The cryptocurrency market has faced immense pressure in the first quarter of 2026, with Bitcoin and Ethereum recording some of their worst historical performances. Bitcoin's Q1 2026 return currently stands at -23.21%, marking its third-worst first-quarter performance since 2013 and a stark departure from its historical Q1 average return of 45.90%.
This poor performance extends a prolonged downtrend. Bitcoin has now suffered five consecutive months of losses, its longest losing streak since 2018. After a brief positive start to the year, a rejection at $98,000 led to a nosedive, with January seeing a loss of just over 10%. A massive crash in early February pushed Bitcoin to a low of $60,000—its lowest level since October 2024. Although it rebounded to finish February around $65,000-$66,000, the month still ended with a 15% decline.

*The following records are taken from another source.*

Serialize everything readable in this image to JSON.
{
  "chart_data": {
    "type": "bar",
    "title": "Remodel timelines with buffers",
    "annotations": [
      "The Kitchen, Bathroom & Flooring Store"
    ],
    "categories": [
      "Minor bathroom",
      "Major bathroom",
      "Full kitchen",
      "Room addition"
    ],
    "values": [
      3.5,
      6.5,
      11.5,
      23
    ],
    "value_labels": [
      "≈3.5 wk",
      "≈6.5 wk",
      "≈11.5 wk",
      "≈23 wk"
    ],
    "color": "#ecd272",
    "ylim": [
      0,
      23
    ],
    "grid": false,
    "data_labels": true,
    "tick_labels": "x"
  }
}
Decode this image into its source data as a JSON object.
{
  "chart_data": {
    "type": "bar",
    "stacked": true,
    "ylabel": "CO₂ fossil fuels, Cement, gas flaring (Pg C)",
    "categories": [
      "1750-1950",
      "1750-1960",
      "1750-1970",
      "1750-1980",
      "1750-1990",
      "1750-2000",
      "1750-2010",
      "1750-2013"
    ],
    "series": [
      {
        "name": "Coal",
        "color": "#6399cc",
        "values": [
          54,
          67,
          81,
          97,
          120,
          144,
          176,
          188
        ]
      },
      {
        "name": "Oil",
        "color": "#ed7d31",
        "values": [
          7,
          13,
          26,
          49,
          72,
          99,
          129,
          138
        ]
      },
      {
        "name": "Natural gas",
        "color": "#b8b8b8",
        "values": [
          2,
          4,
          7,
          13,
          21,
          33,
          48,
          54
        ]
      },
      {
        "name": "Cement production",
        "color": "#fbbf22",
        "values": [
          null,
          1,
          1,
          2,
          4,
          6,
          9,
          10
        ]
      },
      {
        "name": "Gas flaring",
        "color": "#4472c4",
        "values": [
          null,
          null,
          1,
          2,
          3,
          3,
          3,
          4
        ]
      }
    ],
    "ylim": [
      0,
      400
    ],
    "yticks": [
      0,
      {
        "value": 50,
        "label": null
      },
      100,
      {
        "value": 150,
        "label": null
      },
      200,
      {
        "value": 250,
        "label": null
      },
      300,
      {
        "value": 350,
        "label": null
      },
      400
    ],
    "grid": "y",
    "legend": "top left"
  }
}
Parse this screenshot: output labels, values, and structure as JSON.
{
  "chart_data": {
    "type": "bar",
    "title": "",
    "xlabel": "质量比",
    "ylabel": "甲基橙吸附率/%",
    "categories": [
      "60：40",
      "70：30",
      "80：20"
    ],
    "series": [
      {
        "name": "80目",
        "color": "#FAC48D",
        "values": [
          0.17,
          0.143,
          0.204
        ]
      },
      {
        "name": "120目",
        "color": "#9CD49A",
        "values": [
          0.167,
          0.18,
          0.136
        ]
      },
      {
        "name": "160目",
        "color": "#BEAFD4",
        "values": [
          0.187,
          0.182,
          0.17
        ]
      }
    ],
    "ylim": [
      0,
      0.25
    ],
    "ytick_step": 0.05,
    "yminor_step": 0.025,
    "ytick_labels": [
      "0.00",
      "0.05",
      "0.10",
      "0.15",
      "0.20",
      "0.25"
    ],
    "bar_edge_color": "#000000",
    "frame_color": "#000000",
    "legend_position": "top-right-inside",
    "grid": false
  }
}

The landscape for Ethereum is even more severe. ETH has been in the red for six consecutive months and has seen positive returns in only three of the past fifteen months. Its Q1 2026 return is -32.17%, the third-worst since 2016, compared to a historical Q1 average of 66.45%. January and February were particularly violent, with declines of 17.7% and 19.6%, respectively. Ethereum is currently struggling to maintain a price above the $2,000 level.
Macroeconomic factors are cited as primary drivers for the sharp decline. Persistent inflation concerns and signals from the U.S. Federal Reserve regarding monetary policy have created uncertainty. Reports that economist Kevin Warsh may become the next Fed Chair raised expectations for tougher monetary policies, prompting investors to pull capital from speculative assets like cryptocurrencies.
Institutional confidence has also waned. Spot Bitcoin Exchange-Traded Funds (ETFs) experienced a sharp decrease in assets under management, falling from a peak of $165 billion in late 2025 to approximately $96 billion by mid-February 2026—a decline of about 41%. This reflects a reduction in institutional exposure amid tightening financial conditions.
Furthermore, geopolitical tensions, particularly in the Middle East, have added pressure, driving investors toward traditional safe-haven assets like gold, which gained nearly 17% since the start of 2026. Contrary to some historical beliefs of Bitcoin acting as a hedge, recent data shows crypto markets trading in close tandem with general risk assets like technology equities, declining in sync as global liquidity tightens.